Top Israeli general urges military to stay out of protests
The ongoing protests must remain in the public sphere and not affect the military, Israel Defense Forces Chief of Staff Herzi Halevi said on Monday, as turmoil over planned judicial reform continues in the country.
The top general published an open letter in the aftermath of Prime Minister Benjamin Netanyahu’s decision to fire his defense minister, Yoav Gallant, for criticizing the reform. Israel “has never known such days of external threats combining with an internal storm,” Halevi wrote, urging the military to refrain from taking part in the protests.
“Our enemies must know that we are standing guard and nobody is deserting,” he said.
Israel has seen weeks of mass protests and strikes over the judicial reform, which is perceived by its critics as a power grab by Netanyahu. The proposed legislation would allow the government to seize greater control over the selection of Supreme Court justices, as well as restricting the court’s power over the Knesset and to conduct lawmaking oversight.
The open letter comes as Netanyahu called upon the protesters to behave responsibly and “not to act violently.” He issued the call in a Twitter post ahead of rallies – staged by both backers and opponents of the judicial overhaul – which are set to take place across the country on Tuesday.
“I call on all the demonstrators in Jerusalem, on the right and the left, to behave responsibly and not to act violently. We are brotherly people,” Netanyahu wrote.
A rally to support Netanyahu's plan is expected to take place in Jerusalem later in the day, with multiple right-wing politicians urging people to take to the streets to support both the controversial overhaul and the government. Israeli Finance Minister Bezalel Smotrich, a hardline Zionist, urged the public to back the changes, as scrapping it would jeopardize Israeli democracy.

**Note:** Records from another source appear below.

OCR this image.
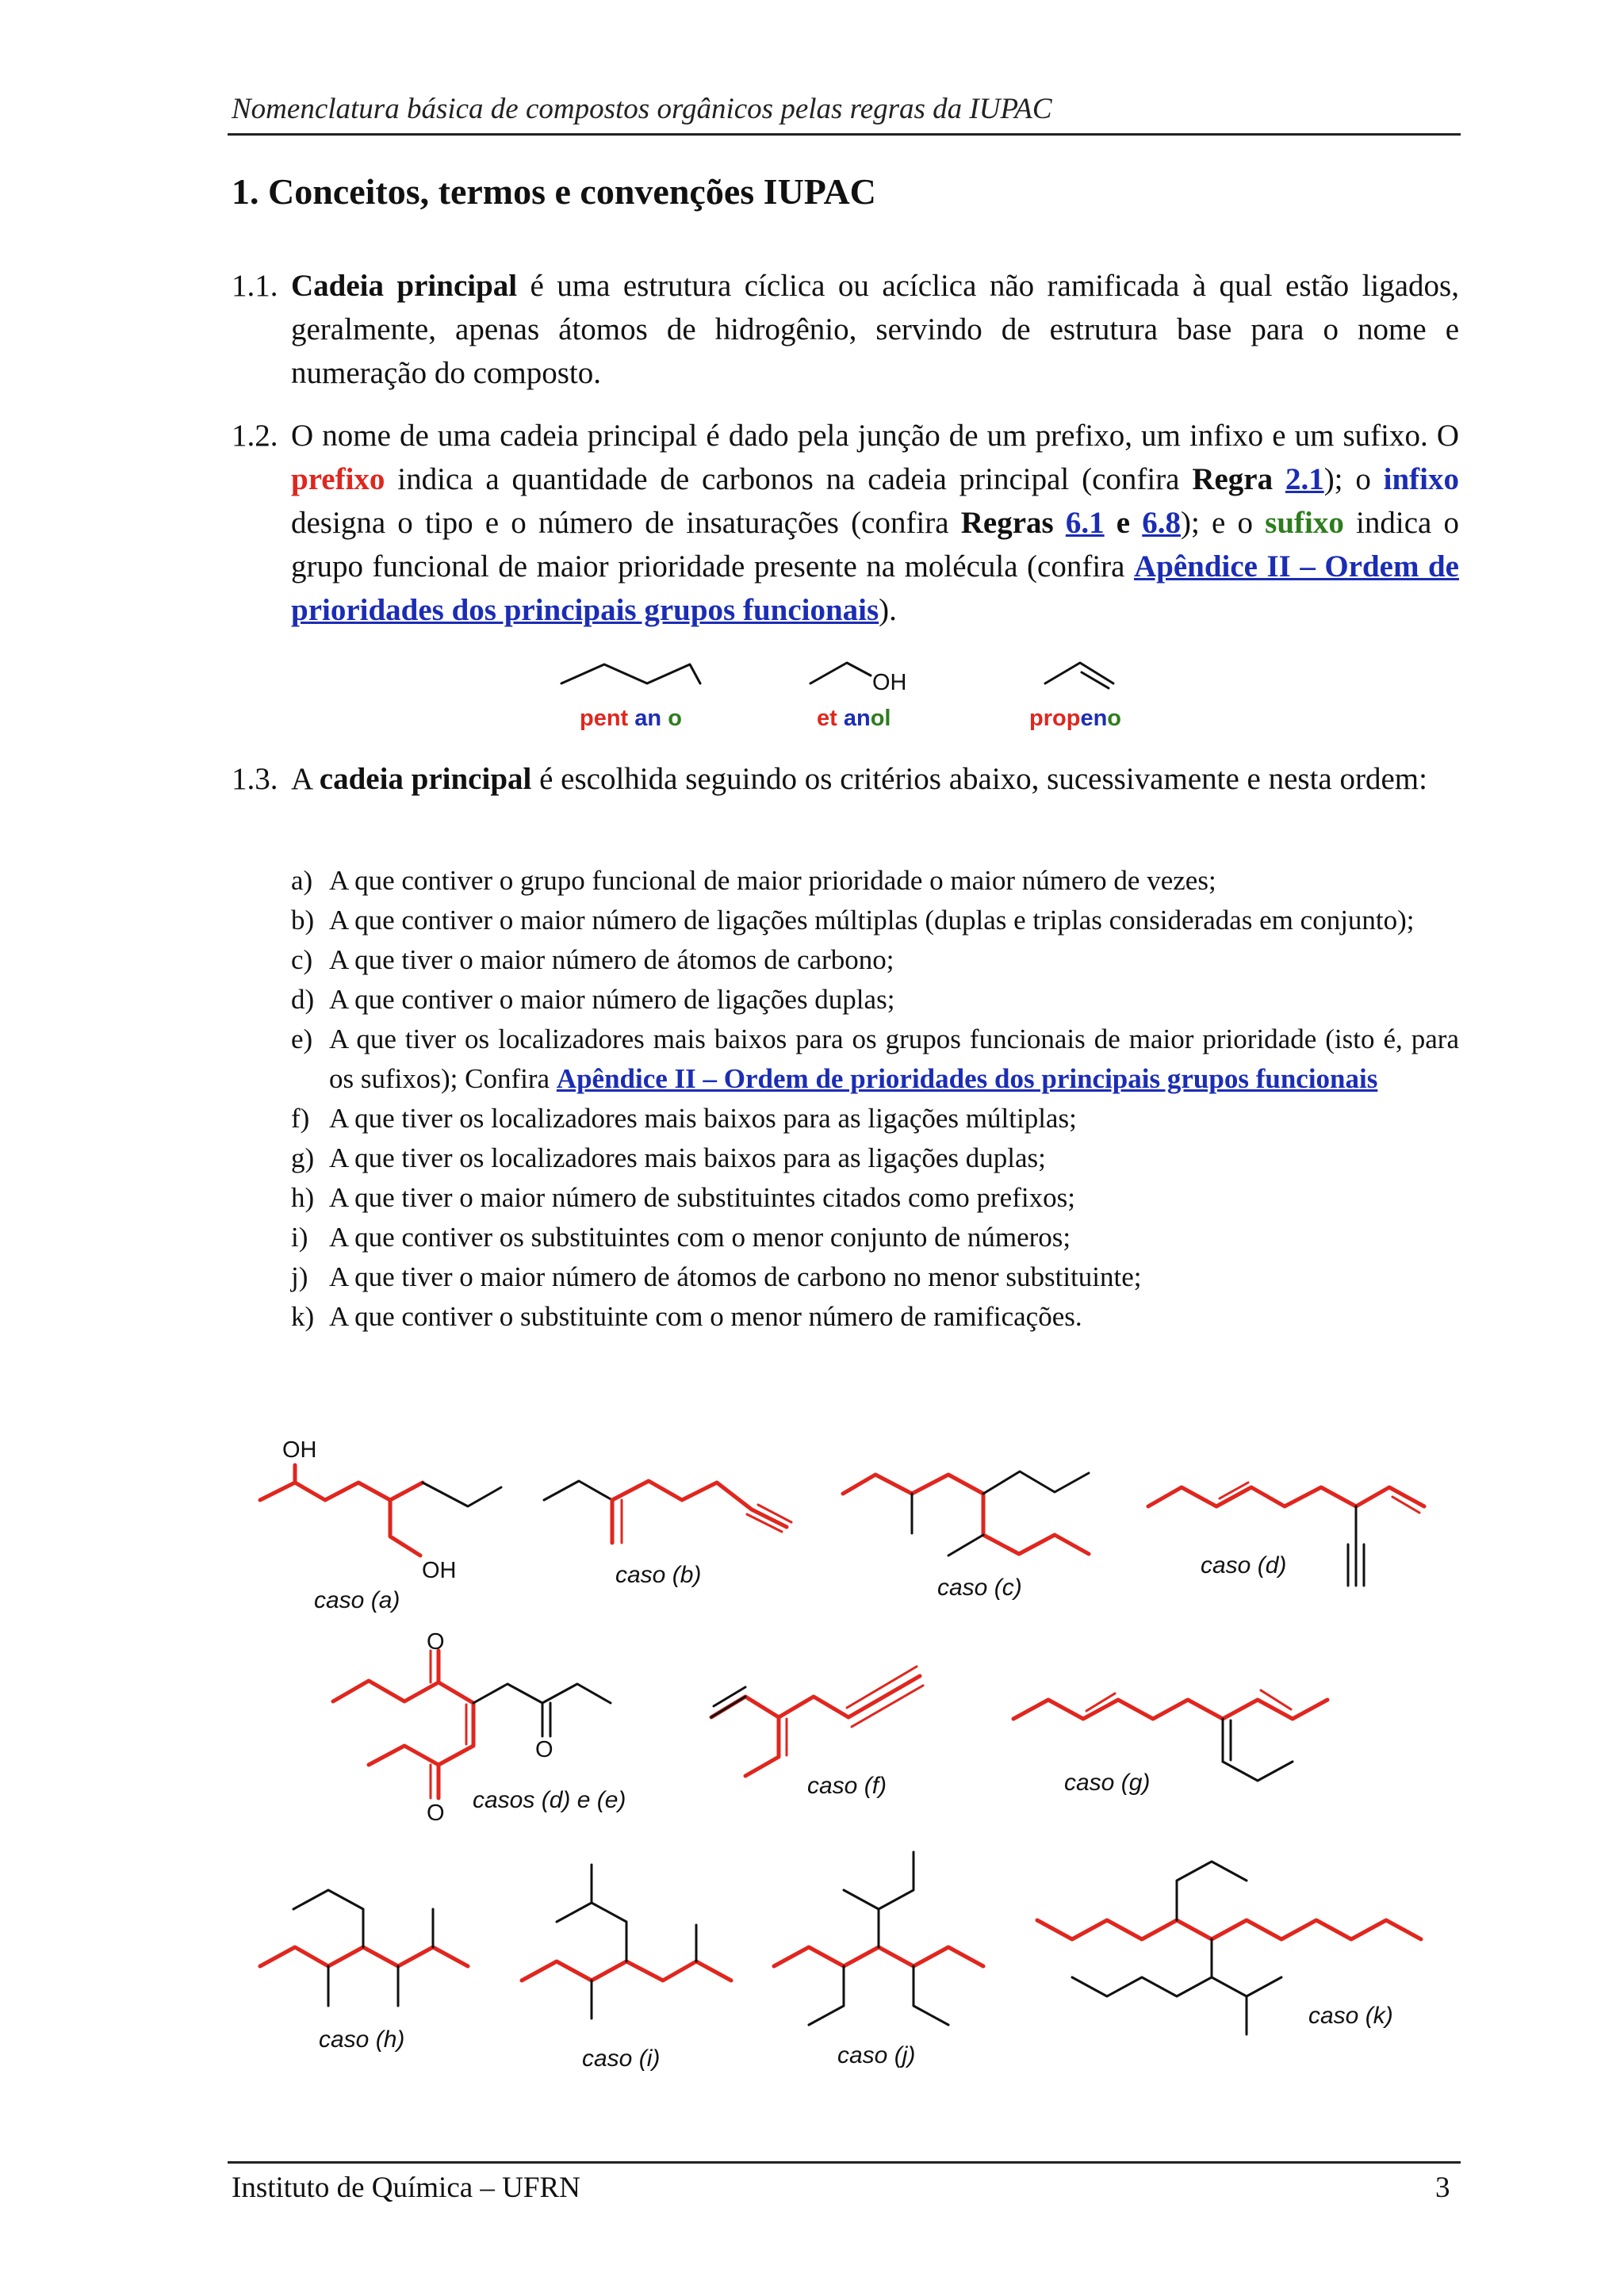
Nomenclatura básica de compostos orgânicos pelas regras da IUPAC
1. Conceitos, termos e convenções IUPAC
1.1. Cadeia principal é uma estrutura cíclica ou acíclica não ramificada à qual estão ligados, geralmente, apenas átomos de hidrogênio, servindo de estrutura base para o nome e numeração do composto.
1.2. O nome de uma cadeia principal é dado pela junção de um prefixo, um infixo e um sufixo. O prefixo indica a quantidade de carbonos na cadeia principal (confira Regra 2.1); o infixo designa o tipo e o número de insaturações (confira Regras 6.1 e 6.8); e o sufixo indica o grupo funcional de maior prioridade presente na molécula (confira Apêndice II – Ordem de prioridades dos principais grupos funcionais).
pent an o	et anol	propeno
1.3. A cadeia principal é escolhida seguindo os critérios abaixo, sucessivamente e nesta ordem:
a) A que contiver o grupo funcional de maior prioridade o maior número de vezes;
b) A que contiver o maior número de ligações múltiplas (duplas e triplas consideradas em conjunto);
c) A que tiver o maior número de átomos de carbono;
d) A que contiver o maior número de ligações duplas;
e) A que tiver os localizadores mais baixos para os grupos funcionais de maior prioridade (isto é, para os sufixos); Confira Apêndice II – Ordem de prioridades dos principais grupos funcionais
f) A que tiver os localizadores mais baixos para as ligações múltiplas;
g) A que tiver os localizadores mais baixos para as ligações duplas;
h) A que tiver o maior número de substituintes citados como prefixos;
i) A que contiver os substituintes com o menor conjunto de números;
j) A que tiver o maior número de átomos de carbono no menor substituinte;
k) A que contiver o substituinte com o menor número de ramificações.
OH
OH
OH
O
O
O
caso (a)
caso (b)	caso (c)
caso (d)
casos (d) e (e)
caso (f)	caso (g)
caso (h)
caso (i)	caso (j)
caso (k)
Instituto de Química – UFRN	3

This comes amid rumors of Netanyahu’s willingness to put the overhaul on hold and reverse his decision to fire Gallant, with media reports suggesting that the prime minister has been discussing the matter with Washington. So far, however, he has not made any official statements on whether or not he will put the reform on hold. Earlier on Monday, Israeli President Isaac Herzog urged the government to immediately shelve the plans, warning that “the eyes of the whole world are on you.”